Santé

JAMAIS SANS LA SCIENCE

La hausse de popularité des traitements alternatifs est une réalité pour le milieu médical. Le phénomène est si présent que l’Ordre des pharmaciens du Québec y consacre le plus récent numéro de son magazine L’Interaction.

L’Ordre constate qu’entre les produits biologiques et les articles vantant un mode de vie sain, « le “naturel” a particulièrement la cote ces temps-ci ». « Il n’est donc pas surprenant que certaines personnes se tournent vers les produits de santé naturels pour se soigner ou améliorer leur état de santé », est-il écrit.

Le pharmacien Olivier Bernard, connu pour son site internet de vulgarisation scientifique « Le pharmachien », estime que si les traitements alternatifs connaissent un tel essor, c’est qu’il existe actuellement un courant de « méfiance envers les grandes industries et les systèmes de santé » qu’on accuse de « manquer d’humanisme ».

Un avis partagé par Ariel Fenster, professeur de chimie et membre fondateur de l’Organisation pour la science et la société de l’Université McGill. 

« L’industrie pharmaceutique a mauvaise presse. Et les médecins n’ont pas le temps de s’occuper de leurs patients, contrairement aux gens qui pratiquent la médecine alternative. »

— Le professeur Ariel Fenster

Mais pour M. Fenster, les données scientifiques sont claires : les traitements alternatifs ne reposent sur aucune base scientifique. Aux États-Unis, le Centre national pour la médecine complémentaire et intégrative dépense plus de 100 millions par année en recherche et n’a pas encore trouvé de preuve scientifique montrant qu’une approche alternative est meilleure qu’un simple placébo, rapporte M. Fenster.

En 2006, le Collège des médecins du Québec publiait une brochure présentant une liste de questions que devraient se poser les patients avant de se tourner vers les traitements non reconnus.
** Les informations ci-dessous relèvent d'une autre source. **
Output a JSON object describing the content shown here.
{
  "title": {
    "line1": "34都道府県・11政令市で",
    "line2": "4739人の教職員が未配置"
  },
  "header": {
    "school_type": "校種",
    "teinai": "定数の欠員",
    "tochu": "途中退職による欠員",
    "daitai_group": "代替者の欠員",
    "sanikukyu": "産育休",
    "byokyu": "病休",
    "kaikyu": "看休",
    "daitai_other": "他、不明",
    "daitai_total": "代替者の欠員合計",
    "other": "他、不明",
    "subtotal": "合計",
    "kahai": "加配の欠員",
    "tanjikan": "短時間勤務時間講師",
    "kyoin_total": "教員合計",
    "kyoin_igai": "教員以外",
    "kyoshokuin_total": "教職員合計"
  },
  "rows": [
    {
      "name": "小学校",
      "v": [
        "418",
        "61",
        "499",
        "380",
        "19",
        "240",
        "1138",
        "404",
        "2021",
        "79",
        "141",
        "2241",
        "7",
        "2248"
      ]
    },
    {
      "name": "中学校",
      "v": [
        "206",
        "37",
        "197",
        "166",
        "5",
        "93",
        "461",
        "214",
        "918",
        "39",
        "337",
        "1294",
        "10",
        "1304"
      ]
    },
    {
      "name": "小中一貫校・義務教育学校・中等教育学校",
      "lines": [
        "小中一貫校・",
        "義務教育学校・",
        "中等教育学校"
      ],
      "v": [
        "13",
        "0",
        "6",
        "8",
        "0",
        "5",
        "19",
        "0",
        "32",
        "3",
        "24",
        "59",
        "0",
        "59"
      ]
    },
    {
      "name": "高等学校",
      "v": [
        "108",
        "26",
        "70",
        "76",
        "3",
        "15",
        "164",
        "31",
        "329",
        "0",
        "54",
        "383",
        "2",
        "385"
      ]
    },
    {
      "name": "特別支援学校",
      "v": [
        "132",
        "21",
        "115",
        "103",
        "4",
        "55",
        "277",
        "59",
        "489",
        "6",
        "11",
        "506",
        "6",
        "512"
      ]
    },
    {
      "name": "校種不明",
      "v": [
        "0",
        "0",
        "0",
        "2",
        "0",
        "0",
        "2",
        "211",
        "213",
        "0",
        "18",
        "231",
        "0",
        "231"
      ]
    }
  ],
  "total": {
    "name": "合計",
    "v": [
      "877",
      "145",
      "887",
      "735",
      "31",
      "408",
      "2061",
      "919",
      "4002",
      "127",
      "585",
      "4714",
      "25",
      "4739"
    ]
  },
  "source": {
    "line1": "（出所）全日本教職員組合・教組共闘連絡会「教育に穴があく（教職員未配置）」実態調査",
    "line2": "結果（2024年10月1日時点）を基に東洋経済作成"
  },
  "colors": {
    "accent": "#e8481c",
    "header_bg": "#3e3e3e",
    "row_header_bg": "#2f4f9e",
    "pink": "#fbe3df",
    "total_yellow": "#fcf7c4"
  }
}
« On a toujours fait des mises en garde sur les pratiques alternatives. Car beaucoup n’ont aucune reconnaissance scientifique », explique le président du Collège des médecins du Québec, le Dr Charles Bernard.

DES MÉDICAMENTS MAL TESTÉS

M. Fenster mentionne que, contrairement aux médicaments qui doivent prouver scientifiquement leur efficacité pour être commercialisés, les produits naturels et homéopathiques n’ont pas à remplir autant d’exigences pour être certifiés par Santé Canada.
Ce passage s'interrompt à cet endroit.